Oui, il faut encore renforcer ce volet, même si une grande campagne médiatique a été diffusée ces derniers mois pour alerter contre les dangers du cannabis. Je me suis rapproché aussi des ministres de l’Éducation et de la Santé à ce sujet. Dès l’été prochain, policiers et gendarmes seront mobilisés pour sensibiliser tous les publics, notamment les plus jeunes.
La vitesse reste la première cause d’accidents de la route.

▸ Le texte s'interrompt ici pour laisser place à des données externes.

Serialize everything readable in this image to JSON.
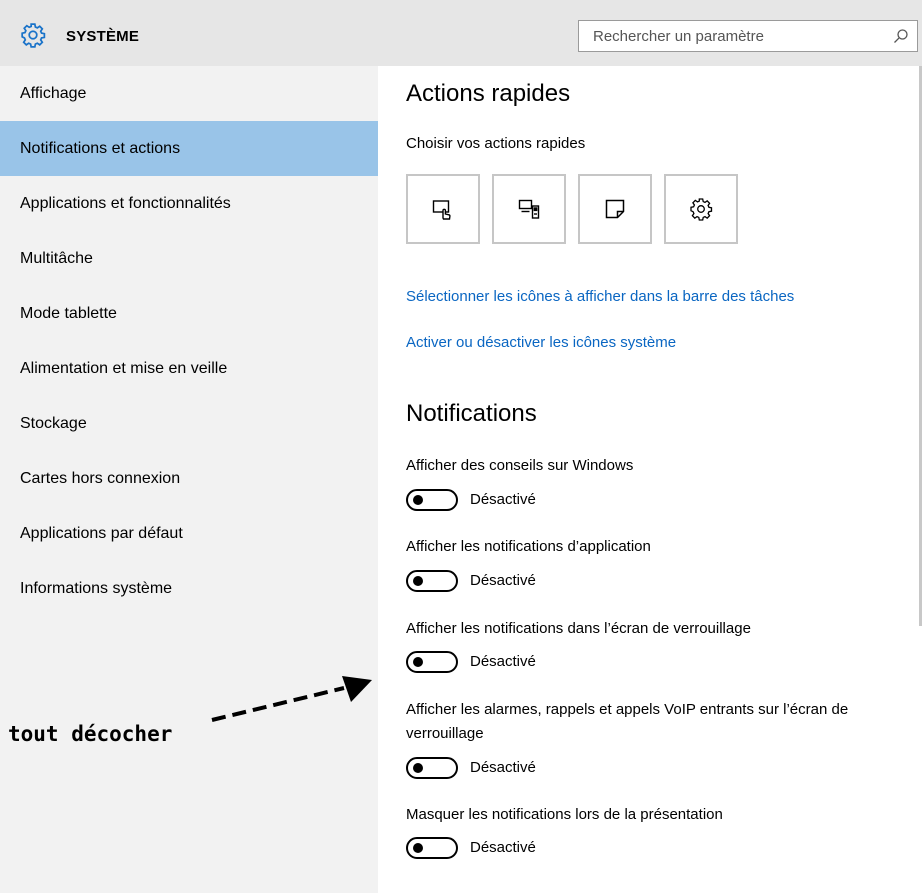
{
  "header": {
    "app_icon": "gear-icon",
    "title": "SYSTÈME",
    "search_placeholder": "Rechercher un paramètre",
    "search_icon": "search-icon"
  },
  "sidebar": {
    "items": [
      {
        "label": "Affichage",
        "selected": false
      },
      {
        "label": "Notifications et actions",
        "selected": true
      },
      {
        "label": "Applications et fonctionnalités",
        "selected": false
      },
      {
        "label": "Multitâche",
        "selected": false
      },
      {
        "label": "Mode tablette",
        "selected": false
      },
      {
        "label": "Alimentation et mise en veille",
        "selected": false
      },
      {
        "label": "Stockage",
        "selected": false
      },
      {
        "label": "Cartes hors connexion",
        "selected": false
      },
      {
        "label": "Applications par défaut",
        "selected": false
      },
      {
        "label": "Informations système",
        "selected": false
      }
    ]
  },
  "main": {
    "quick_actions": {
      "title": "Actions rapides",
      "subtitle": "Choisir vos actions rapides",
      "tiles": [
        {
          "icon": "tablet-mode-icon"
        },
        {
          "icon": "connect-icon"
        },
        {
          "icon": "note-icon"
        },
        {
          "icon": "settings-gear-icon"
        }
      ]
    },
    "links": [
      "Sélectionner les icônes à afficher dans la barre des tâches",
      "Activer ou désactiver les icônes système"
    ],
    "notifications": {
      "title": "Notifications",
      "settings": [
        {
          "label": "Afficher des conseils sur Windows",
          "state": "Désactivé",
          "on": false
        },
        {
          "label": "Afficher les notifications d’application",
          "state": "Désactivé",
          "on": false
        },
        {
          "label": "Afficher les notifications dans l’écran de verrouillage",
          "state": "Désactivé",
          "on": false
        },
        {
          "label": "Afficher les alarmes, rappels et appels VoIP entrants sur l’écran de verrouillage",
          "state": "Désactivé",
          "on": false
        },
        {
          "label": "Masquer les notifications lors de la présentation",
          "state": "Désactivé",
          "on": false
        }
      ]
    }
  },
  "annotation": {
    "text": "tout décocher"
  },
  "colors": {
    "selected_nav": "#99c4e8",
    "link": "#0a66c2",
    "titlebar": "#e6e6e6",
    "sidebar": "#f2f2f2"
  }
}
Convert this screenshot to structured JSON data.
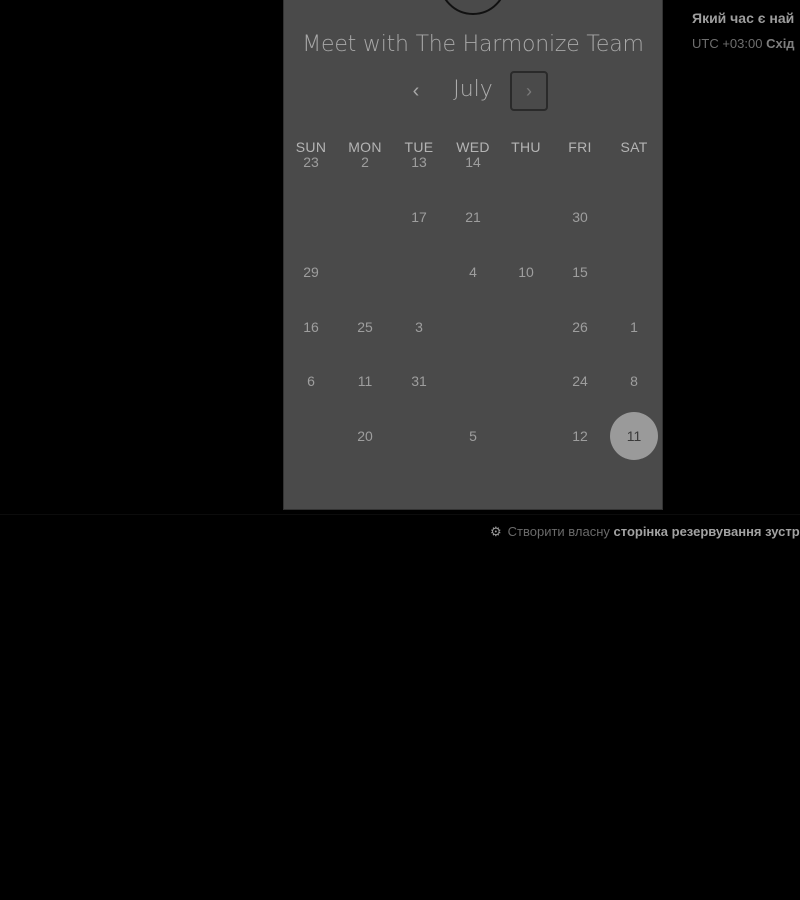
{
  "panel": {
    "title": "Meet with The Harmonize Team",
    "month": "July",
    "prev_icon": "chevron-left-icon",
    "next_icon": "chevron-right-icon",
    "prev_glyph": "‹",
    "next_glyph": "›"
  },
  "weekdays": [
    "SUN",
    "MON",
    "TUE",
    "WED",
    "THU",
    "FRI",
    "SAT"
  ],
  "days": [
    {
      "label": "23",
      "row": 0,
      "col": 0
    },
    {
      "label": "2",
      "row": 0,
      "col": 1
    },
    {
      "label": "13",
      "row": 0,
      "col": 2
    },
    {
      "label": "14",
      "row": 0,
      "col": 3
    },
    {
      "label": "17",
      "row": 1,
      "col": 2
    },
    {
      "label": "21",
      "row": 1,
      "col": 3
    },
    {
      "label": "30",
      "row": 1,
      "col": 5
    },
    {
      "label": "29",
      "row": 2,
      "col": 0
    },
    {
      "label": "4",
      "row": 2,
      "col": 3
    },
    {
      "label": "10",
      "row": 2,
      "col": 4
    },
    {
      "label": "15",
      "row": 2,
      "col": 5
    },
    {
      "label": "16",
      "row": 3,
      "col": 0
    },
    {
      "label": "25",
      "row": 3,
      "col": 1
    },
    {
      "label": "3",
      "row": 3,
      "col": 2
    },
    {
      "label": "26",
      "row": 3,
      "col": 5
    },
    {
      "label": "1",
      "row": 3,
      "col": 6
    },
    {
      "label": "6",
      "row": 4,
      "col": 0
    },
    {
      "label": "11",
      "row": 4,
      "col": 1
    },
    {
      "label": "31",
      "row": 4,
      "col": 2
    },
    {
      "label": "24",
      "row": 4,
      "col": 5
    },
    {
      "label": "8",
      "row": 4,
      "col": 6
    },
    {
      "label": "20",
      "row": 5,
      "col": 1
    },
    {
      "label": "5",
      "row": 5,
      "col": 3
    },
    {
      "label": "12",
      "row": 5,
      "col": 5
    },
    {
      "label": "11",
      "row": 5,
      "col": 6,
      "selected": true
    }
  ],
  "side": {
    "question": "Який час є най",
    "tz_prefix": "UTC +03:00",
    "tz_name": "Схід"
  },
  "footer": {
    "icon": "hubspot-sprocket-icon",
    "icon_glyph": "⚙",
    "prefix": "Створити власну",
    "link": "сторінка резервування зустр"
  },
  "colors": {
    "background": "#000000",
    "panel": "#4a4a4a",
    "selected_day": "#9a9a9a"
  }
}
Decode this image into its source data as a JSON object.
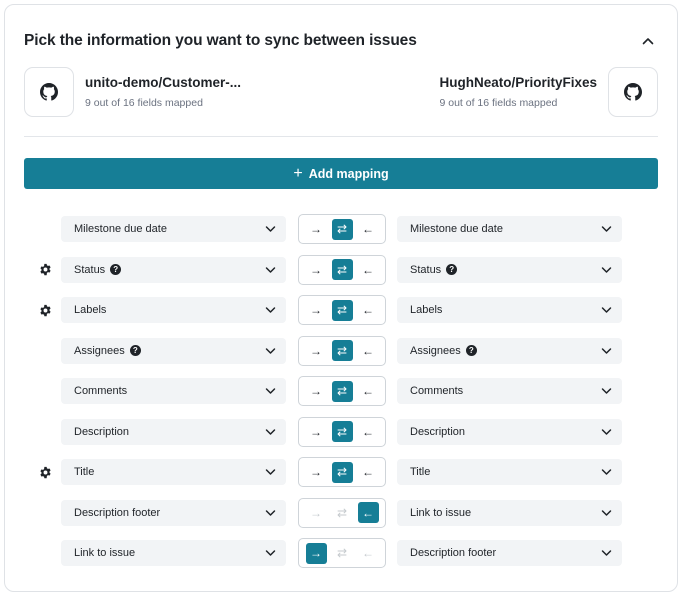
{
  "header": {
    "title": "Pick the information you want to sync between issues"
  },
  "left_repo": {
    "name": "unito-demo/Customer-...",
    "mapped": "9 out of 16 fields mapped"
  },
  "right_repo": {
    "name": "HughNeato/PriorityFixes",
    "mapped": "9 out of 16 fields mapped"
  },
  "add_mapping": {
    "label": "Add mapping"
  },
  "colors": {
    "accent": "#167e96",
    "field_bg": "#f2f4f6",
    "border": "#dfe2e6"
  },
  "direction_glyphs": {
    "to_right": "→",
    "both": "⇄",
    "to_left": "←"
  },
  "mappings": [
    {
      "left": "Milestone due date",
      "left_help": false,
      "right": "Milestone due date",
      "right_help": false,
      "gear": false,
      "direction": "both"
    },
    {
      "left": "Status",
      "left_help": true,
      "right": "Status",
      "right_help": true,
      "gear": true,
      "direction": "both"
    },
    {
      "left": "Labels",
      "left_help": false,
      "right": "Labels",
      "right_help": false,
      "gear": true,
      "direction": "both"
    },
    {
      "left": "Assignees",
      "left_help": true,
      "right": "Assignees",
      "right_help": true,
      "gear": false,
      "direction": "both"
    },
    {
      "left": "Comments",
      "left_help": false,
      "right": "Comments",
      "right_help": false,
      "gear": false,
      "direction": "both"
    },
    {
      "left": "Description",
      "left_help": false,
      "right": "Description",
      "right_help": false,
      "gear": false,
      "direction": "both"
    },
    {
      "left": "Title",
      "left_help": false,
      "right": "Title",
      "right_help": false,
      "gear": true,
      "direction": "both"
    },
    {
      "left": "Description footer",
      "left_help": false,
      "right": "Link to issue",
      "right_help": false,
      "gear": false,
      "direction": "to_left"
    },
    {
      "left": "Link to issue",
      "left_help": false,
      "right": "Description footer",
      "right_help": false,
      "gear": false,
      "direction": "to_right"
    }
  ]
}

Pourquoi envisagez-vous de supprimer le retrait de points pour les petits excès de vitesse ?
À la demande du président de la République, nous étudions la suppression des retraits de points pour les petits excès de vitesse et le renforcement des sanctions contre les conducteurs qui roulent sous l’emprise de la drogue : il nous faut être plus dur avec les délinquants et plus compréhensifs avec les gens qui travaillent. Nous maintenons la sanction par le biais de l’amende, mais je considère qu’il est excessif d’accabler les conducteurs du quotidien par un retrait de points pour de petits excès de vitesse, de moins de 5 km/h. Chez moi ; à Tourcoing, il arrive que des personnes qui vont au travail effectuent un trajet aller-retour avec huit contrôles radar. Le risque d’être pris en léger excès de vitesse est donc très élevé.
Les tests salivaires contre les stupéfiants ne distinguent pas les drogues et la quantité de produit consommée, contrairement à l’alcool. N’est-ce pas une difficulté ?
Il y a d’abord une différence majeure à rappeler à tous : en France, la drogue est interdite à la consommation. Par ailleurs, nous travaillons sur les tests avec des entreprises spécialisées, notamment pour affiner les mesures. Et un appel d’offres a été lancé il y a plusieurs mois pour nous permettre d’augmenter le nombre des contrôles, notamment en direction des catégories les plus touchées par la consommation de cocaïne : les hommes, plutôt jeunes et résidents dans les grands centres urbains. Il y a un cas particulier, celui du CBD, un produit stupéfiant mais autorisé à usage thérapeutique et sous certaines conditions.
Comment prendre en compte cette spécificité ?
En tant que ministre de l’Intérieur, mon souci est de protéger la prochaine femme enceinte et le prochain petit garçon de 6 ans de tout accident. Et je rappelle à tous un principe fondamental : on ne doit prendre aucun produit qui altère le discernement pour conduire. C’est aux médecins de définir ce qui altère ou non la conduite. Le message de l’État est clair : nous proposons de renforcer les sanctions contre l’usage de la drogue sur la route. Nous souhaitons appliquer à la lutte contre la drogue au volant ce qui a été fait depuis des années pour l’alcool avec une prise de conscience collective.